The IT researchers from Rezilion leveraged the KEV catalog of known vulnerabilities exploited by malicious actors to search Shodan for vulnerable services. While Shodan yields data from scans of the Internet, encompassing info such as active services and their versions, these are ultimately snapshots in time and not real-time data.
Further Analysis
The CISA-KEV catalogue contained 896 known abused security vulnerabilities when the researchers conducted their investigation. This was a small fraction of the vulnerabilities reported in the NIST-CVE database – less than one percent – and, in their report, the researchers detail that attackers and APTs from Russia, Iran, China and North Korea are particularly taking advantage of these security issues. The report also states that most usually these vulnerabilities are exploited in Microsoft Windows, Adobe Flash Player, Internet Explorer, Chromium V8 Javascript engine, Microsoft Office, Microsoft Win32k, Google Chrome, Apple iOS and Cisco IOS and IOS XE.
IT researchers detected over 15 million publicly facing systems with vulnerable software from the CVE catalog. A majority of these were Microsoft Windows devices vulnerable to 137 CVEs – and this group had the largest attack surface at seven million systems. Of the ten most discovered CVEs in Shodan, 4 in 10 were over five years old – which left more than 800,000 systems exposed to these aging vulnerabilities.
According to BleepingComputer, some notable CVEs from the Rezilion report are:
- CVE-2021-40438: medium-severity information disclosure flaw appearing in almost 6.5 million results, impacting Apache HTTPD servers v2.4.48 and older.
- Proxyshell: a set of three vulnerabilities impacting Microsoft Exchange, which Iranian APTs chained together for remote code execution attacks in 2021. Shodan returns 14,554 results today.
- ProxyLogon: a set of four flaws impacting Microsoft Exchange, which Russian hackers extensively leveraged in 2021 against U.S. infrastructure. There are still 4,990 systems vulnerable to ProxyLogon, with 584 located in the U.S.
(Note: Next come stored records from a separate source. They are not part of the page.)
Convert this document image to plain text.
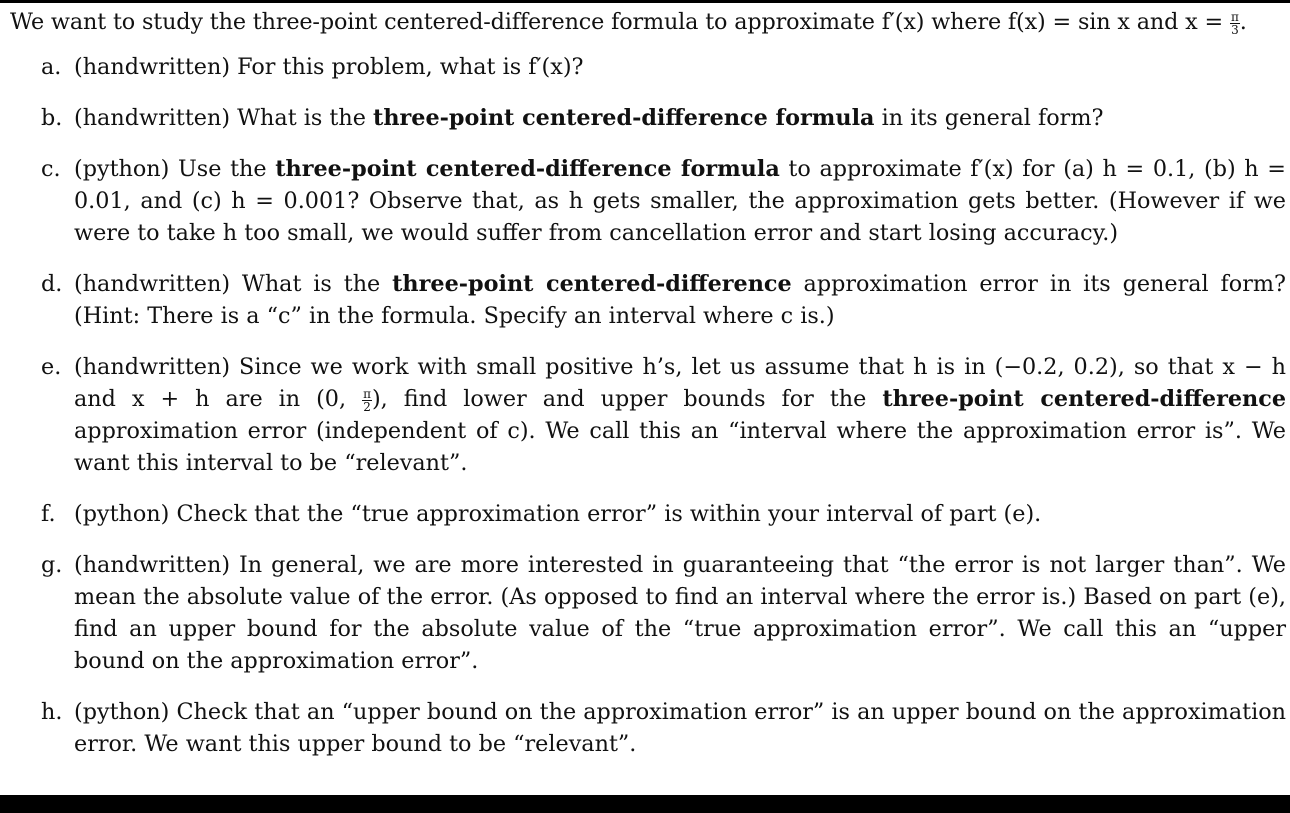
We want to study the three-point centered-difference formula to approximate f′(x) where f(x) = sin x and $x = \frac{\pi}{3}$ .
a. (handwritten) For this problem, what is f′(x)?
b. (handwritten) What is the three-point centered-difference formula in its general form?
c. (python) Use the three-point centered-difference formula to approximate f′(x) for (a) h = 0.1, (b) h = 0.01, and (c) h = 0.001? Observe that, as h gets smaller, the approximation gets better. (However if we were to take h too small, we would suffer from cancellation error and start losing accuracy.)
d. (handwritten) What is the three-point centered-difference approximation error in its general form? (Hint: There is a “c” in the formula. Specify an interval where c is.)
e. (handwritten) Since we work with small positive h’s, let us assume that h is in (−0.2, 0.2), so that x − h and x + h are in (0, $\frac{\pi}{2}$ ), find lower and upper bounds for the three-point centered-difference approximation error (independent of c). We call this an “interval where the approximation error is”. We want this interval to be “relevant”.
f. (python) Check that the “true approximation error” is within your interval of part (e).
g. (handwritten) In general, we are more interested in guaranteeing that “the error is not larger than”. We mean the absolute value of the error. (As opposed to find an interval where the error is.) Based on part (e), find an upper bound for the absolute value of the “true approximation error”. We call this an “upper bound on the approximation error”.
h. (python) Check that an “upper bound on the approximation error” is an upper bound on the approximation error. We want this upper bound to be “relevant”.
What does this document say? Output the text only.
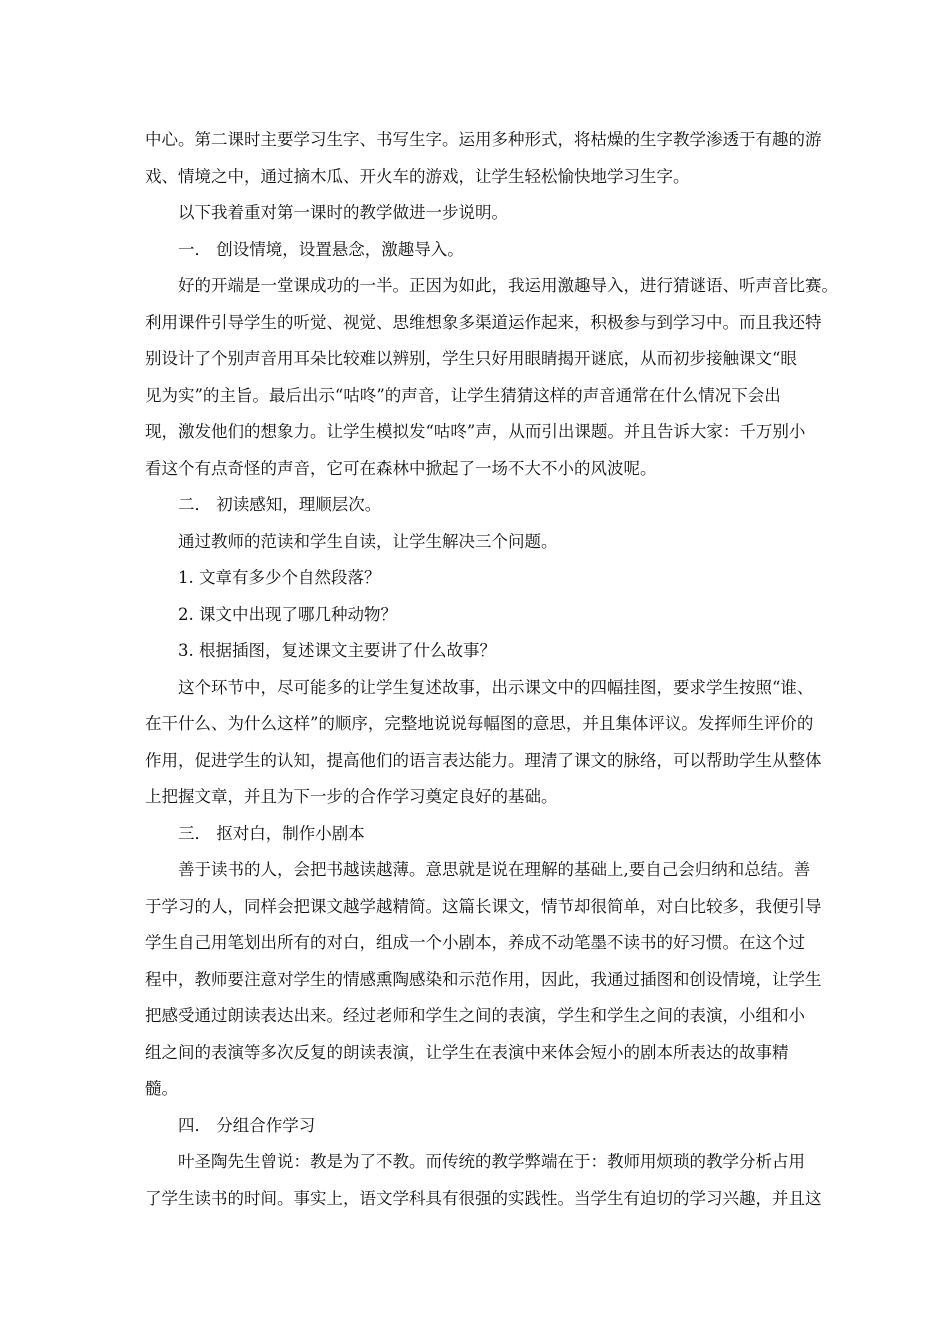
中心。第二课时主要学习生字、书写生字。运用多种形式，将枯燥的生字教学渗透于有趣的游
戏、情境之中，通过摘木瓜、开火车的游戏，让学生轻松愉快地学习生字。
以下我着重对第一课时的教学做进一步说明。
一． 创设情境，设置悬念，激趣导入。
好的开端是一堂课成功的一半。正因为如此，我运用激趣导入，进行猜谜语、听声音比赛。
利用课件引导学生的听觉、视觉、思维想象多渠道运作起来，积极参与到学习中。而且我还特
别设计了个别声音用耳朵比较难以辨别，学生只好用眼睛揭开谜底，从而初步接触课文“眼
见为实”的主旨。最后出示“咕咚”的声音，让学生猜猜这样的声音通常在什么情况下会出
现，激发他们的想象力。让学生模拟发“咕咚”声，从而引出课题。并且告诉大家：千万别小
看这个有点奇怪的声音，它可在森林中掀起了一场不大不小的风波呢。
二． 初读感知，理顺层次。
通过教师的范读和学生自读，让学生解决三个问题。
1. 文章有多少个自然段落？
2. 课文中出现了哪几种动物？
3. 根据插图，复述课文主要讲了什么故事？
这个环节中，尽可能多的让学生复述故事，出示课文中的四幅挂图，要求学生按照“谁、
在干什么、为什么这样”的顺序，完整地说说每幅图的意思，并且集体评议。发挥师生评价的
作用，促进学生的认知，提高他们的语言表达能力。理清了课文的脉络，可以帮助学生从整体
上把握文章，并且为下一步的合作学习奠定良好的基础。
三． 抠对白，制作小剧本
善于读书的人，会把书越读越薄。意思就是说在理解的基础上,要自己会归纳和总结。善
于学习的人，同样会把课文越学越精简。这篇长课文，情节却很简单，对白比较多，我便引导
学生自己用笔划出所有的对白，组成一个小剧本，养成不动笔墨不读书的好习惯。在这个过
程中，教师要注意对学生的情感熏陶感染和示范作用，因此，我通过插图和创设情境，让学生
把感受通过朗读表达出来。经过老师和学生之间的表演，学生和学生之间的表演，小组和小
组之间的表演等多次反复的朗读表演，让学生在表演中来体会短小的剧本所表达的故事精
髓。
四． 分组合作学习
叶圣陶先生曾说：教是为了不教。而传统的教学弊端在于：教师用烦琐的教学分析占用
了学生读书的时间。事实上，语文学科具有很强的实践性。当学生有迫切的学习兴趣，并且这
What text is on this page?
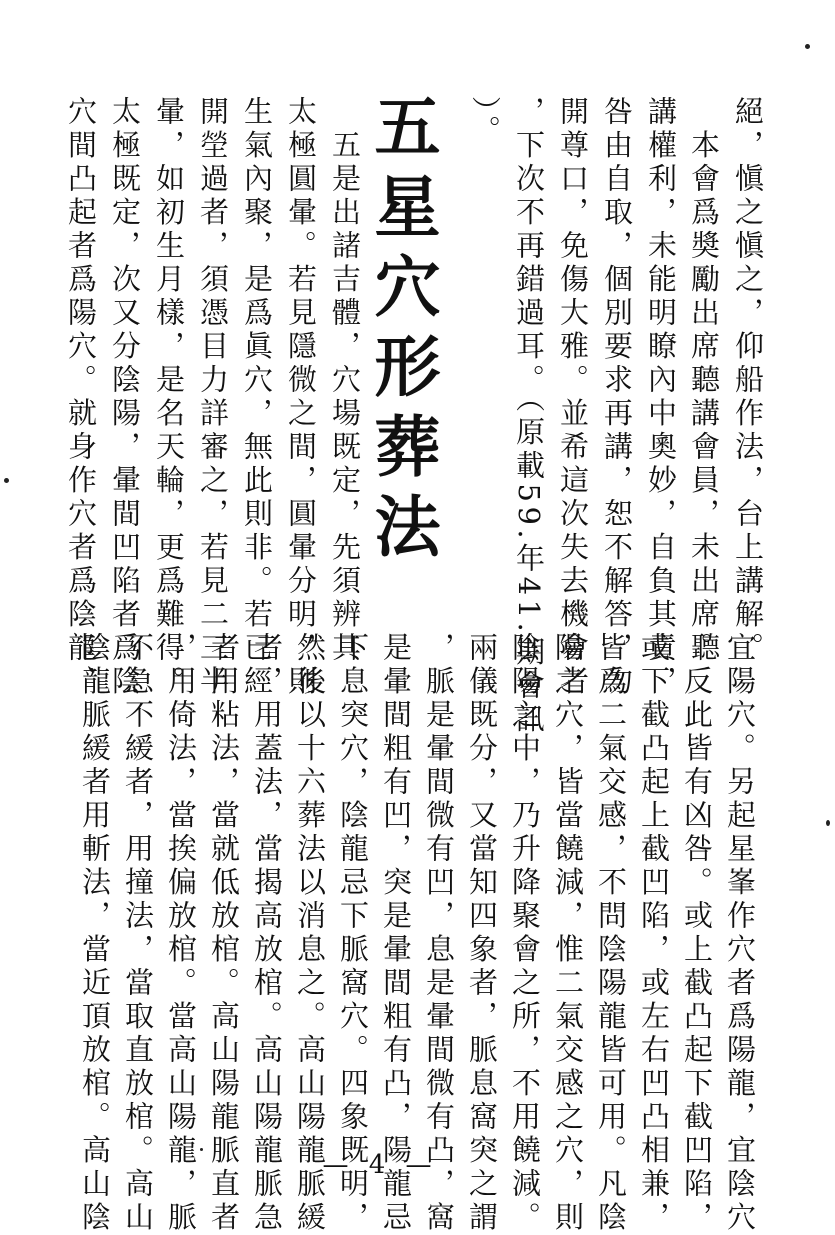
絕，愼之愼之，仰船作法，台上講解。
　本會爲奬勵出席聽講會員，未出席聽
講權利，未能明瞭內中奧妙，自負其責，
咎由自取，個別要求再講，恕不解答，勿
開尊口，免傷大雅。並希這次失去機會者
，下次不再錯過耳。（原載59.年41.期會訊
）。
五星穴形葬法
　五是出諸吉體，穴場既定，先須辨其
太極圓暈。若見隱微之間，圓暈分明，則
生氣內聚，是爲眞穴，無此則非。若已經
開塋過者，須憑目力詳審之，若見二三半
暈，如初生月樣，是名天輪，更爲難得。
太極既定，次又分陰陽，暈間凹陷者爲陰
穴間凸起者爲陽穴。就身作穴者爲陰龍，
宜陽穴。另起星峯作穴者爲陽龍，宜陰穴
。反此皆有凶咎。或上截凸起下截凹陷，
或下截凸起上截凹陷，或左右凹凸相兼，
皆爲二氣交感，不問陰陽龍皆可用。凡陰
陽之穴，皆當饒減，惟二氣交感之穴，則
陰陽之中，乃升降聚會之所，不用饒減。
兩儀既分，又當知四象者，脈息窩突之謂
，脈是暈間微有凹，息是暈間微有凸，窩
是暈間粗有凹，突是暈間粗有凸，陽龍忌
下息突穴，陰龍忌下脈窩穴。四象既明，
然後以十六葬法以消息之。高山陽龍脈緩
者，用蓋法，當揭高放棺。高山陽龍脈急
者用粘法，當就低放棺。高山陽龍脈直者
，用倚法，當挨偏放棺。當高山陽龍，脈
不急不緩者，用撞法，當取直放棺。高山
陰龍脈緩者用斬法，當近頂放棺。高山陰	— 4 —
- HeartBleed (CVE-2014-0160): medium-severity flaw impacting OpenSSL, allowing attackers to leak sensitive information from a process memory. 190,446 are still vulnerable to this flaw.
CISA regularly updates its Known-Exploited-Vulnerabilities catalogue, and all IT specialists should monitor it to ensure vulnerable software is patched or switches are made for protection against possible attacks. For example, back in February CISA issued an alert regarding a weakness in GoAnywhere MFT, vulnerability that left numerous organizations exposed to the Clop ransomware gang.